Marlow: Last question. If a younger director asked whether they should follow your example, what would you tell them?

Marilena: I would tell them not to follow my example. Or, more precisely, not to follow my example yet. A young director's job is to build a career and, in the specific market conditions of 2026, that career includes learning to work in the formats the industry is currently commissioning. Turning down vertical work at the start of a career, in the way I have turned it down mid-career, would cost that director access to commissions and contacts they cannot afford to lose. They would, on my honest read, sabotage themselves.

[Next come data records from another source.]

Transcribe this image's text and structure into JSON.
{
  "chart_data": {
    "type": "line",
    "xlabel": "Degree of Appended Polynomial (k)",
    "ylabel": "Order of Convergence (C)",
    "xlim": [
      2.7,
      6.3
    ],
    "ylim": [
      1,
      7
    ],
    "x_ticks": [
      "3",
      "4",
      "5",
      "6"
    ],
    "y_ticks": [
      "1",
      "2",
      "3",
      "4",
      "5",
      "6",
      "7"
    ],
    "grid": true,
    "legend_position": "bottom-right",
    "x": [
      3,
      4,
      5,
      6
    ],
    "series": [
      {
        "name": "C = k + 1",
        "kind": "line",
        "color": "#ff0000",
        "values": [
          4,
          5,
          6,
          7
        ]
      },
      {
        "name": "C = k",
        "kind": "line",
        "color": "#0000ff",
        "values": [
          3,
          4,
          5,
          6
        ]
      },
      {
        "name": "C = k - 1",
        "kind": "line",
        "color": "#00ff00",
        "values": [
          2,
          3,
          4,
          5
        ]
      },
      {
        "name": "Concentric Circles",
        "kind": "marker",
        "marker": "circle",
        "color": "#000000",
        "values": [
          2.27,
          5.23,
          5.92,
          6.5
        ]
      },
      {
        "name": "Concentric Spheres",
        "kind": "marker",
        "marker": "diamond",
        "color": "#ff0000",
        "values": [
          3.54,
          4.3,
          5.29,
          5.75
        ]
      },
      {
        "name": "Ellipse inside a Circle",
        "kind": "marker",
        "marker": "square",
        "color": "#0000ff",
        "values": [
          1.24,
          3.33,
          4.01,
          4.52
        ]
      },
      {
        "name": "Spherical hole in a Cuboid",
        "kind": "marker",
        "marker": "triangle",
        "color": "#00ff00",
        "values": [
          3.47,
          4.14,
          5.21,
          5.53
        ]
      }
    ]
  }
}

What I would tell them instead is to work in vertical, but to do so with clear eyes about what the format is asking them to produce. Do not treat the vertical work as your primary creative statement. Treat it as the paid work that funds the specific projects — the short film, the personal documentary, the passion piece — that you actually want your work to be associated with in the long term. Take the money. Do the work. Do it as well as the format will permit. Keep your creative energy for the projects that will define your career.

The specific director I most admire from the previous generation used to say that a commercial director's job was to shoot beautiful things for stupid clients and then use the money to shoot beautiful things for smart ones. The formulation is a bit unkind. The underlying observation is exactly right, and it applies to vertical work as it applied to the equivalent formats of thirty years ago. Work in the formats the industry currently pays for. Save yourself for the work you actually care about. Do not — as I did, for three commissions — try to make the paid work into the work you care about. That path produces neither the paid work you were hired for nor the work you want your career to reflect.

My decision to stop shooting vertical was, in retrospect, a mid-career decision I could afford to make. A younger director, on the current industry structure, cannot. The industry structure may change; the specific formats may age out; the current insistence on vertical may itself pass. When those things happen, the space for craft-driven decisions will widen. Until then, most directors will have to do vertical work whether they want to or not, and my advice is to do it as well as one can while keeping some creative energy for the work one actually wants to be known for.